Abel Tesfaye's dark, twisted album is at odds with the glossy pop world he's been thrust into

In the past year Abel Tesfaye, who began releasing mixtapes of murky R&B as The Weeknd in 2011, has pulled off a number of prime pop coups. First came a collaboration with American megastar Ariana Grande (‘Love Me Harder’), then there was a Top Five hit with ‘Earned It’, written for Fifty Shades Of Grey, 2015’s sixth-highest-grossing film. July brought an onstage appearance with Taylor Swift during her ‘1989’ world tour. But The Weeknd’s most blatant assault on the mainstream came in June with the release of the fantastic ‘Can’t Feel My Face’, a Michael Jackson-aping club banger that reached the Top Five in seven countries and has amassed more than 65 million plays on YouTube to date. Stevie Wonder sang a snippet of it onstage in New York earlier this month. It’s one of three platinum singles (along with ‘Often’ and ‘The Hills’) already released from ‘Beauty Behind The Madness’, the follow-up to Tesfaye’s 2013 major label debut ‘Kiss Land’.

So, flanked by A-list guests including Lana Del Rey, Kanye West and a miserable-sounding Ed Sheeran, is this album the grand statement that marks Tesfaye’s unveiling as a pop star proper?

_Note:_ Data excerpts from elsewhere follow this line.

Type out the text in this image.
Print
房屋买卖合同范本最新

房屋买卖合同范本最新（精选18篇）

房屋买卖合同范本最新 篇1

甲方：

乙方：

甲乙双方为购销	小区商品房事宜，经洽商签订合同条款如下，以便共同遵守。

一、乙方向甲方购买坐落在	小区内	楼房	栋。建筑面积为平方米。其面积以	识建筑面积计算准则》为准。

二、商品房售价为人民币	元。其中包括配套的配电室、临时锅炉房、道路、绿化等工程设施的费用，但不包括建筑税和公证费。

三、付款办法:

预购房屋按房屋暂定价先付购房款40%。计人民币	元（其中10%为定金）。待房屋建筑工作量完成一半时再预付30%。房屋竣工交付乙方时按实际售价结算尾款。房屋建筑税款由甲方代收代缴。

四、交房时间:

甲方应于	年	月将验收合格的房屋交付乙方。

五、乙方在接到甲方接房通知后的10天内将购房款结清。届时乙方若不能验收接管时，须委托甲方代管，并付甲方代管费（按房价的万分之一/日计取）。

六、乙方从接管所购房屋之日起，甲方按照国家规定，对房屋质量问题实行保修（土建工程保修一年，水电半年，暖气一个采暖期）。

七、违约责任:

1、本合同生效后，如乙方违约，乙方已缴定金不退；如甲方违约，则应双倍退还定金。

Not quite. It’s immediately clear the 25-year-old hasn’t forgotten where he came from, and the druggy, depressed haze that engulfed his 2011 mixtape trilogy – ‘House Of Balloons’, ‘Thursday’ and ‘Echoes Of Silence’ – still hangs around. The best tracks are those recorded with fellow Torontonian Illangelo, who worked on all three tapes. Guest vocals from East London R&B singer Labrinth – a rare non-talent show signing to Simon Cowell’s label Syco – are swamped in gloopy production and piano-funk on ‘Losers’. Hinging on a huge, distorted bassline, grimy confessional ‘The Hills’ has Tesfaye drugged up and emotionally raw (“When I’m fucked up/That’s the real me”) before reaching a paranoid conclusion when he repeats “The hills have eyes/The hills have eyes”.

On the glossy ‘Prisoner’ he offers up more of this dark, twisted fare (“I’m a prisoner to my addiction/I’m addicted to a life that’s so empty and so cold”) before Lana Del Rey picks at familiar wounds (“I think I’ve been in Hollywood too long/’Cause I can feel my soul burning/Feel it burning slow”). Even the skippy disco rhythm on ‘Can’t Feel My Face’ – by far the poppiest thing here – is counterbalanced by self-destructive lyrics (“And I know she’ll get the best of me/The worst is yet to come”). All this is testament to the fact that Tesfaye remains at his best when he’s at his worst; like Leonard Cohen with an 808.

As well as the misery, he’s also retained the explicit lyrics that characterised ‘Kiss Land’. On ‘Often’ he sounds like R Kelly on Viagra, spoiling a track that’s seductive enough on its own with lines like “Baby I can make that pussy rain often”. The pounding, orchestral ‘Tell Your Friends’ (co-produced with Kanye West) similarly sullies an industrial-strength beat with lyrics that come off as tasteless, even for The Weeknd (“Pussy on the house/Everybody fuckin’”).

Such moments eclipse Tesfaye’s clever gothic flair and, by extension, are at total odds with the pop packaging of this record. He may have softened his edge, upped the production and pulled in the stars, but The Weeknd remains an outsider.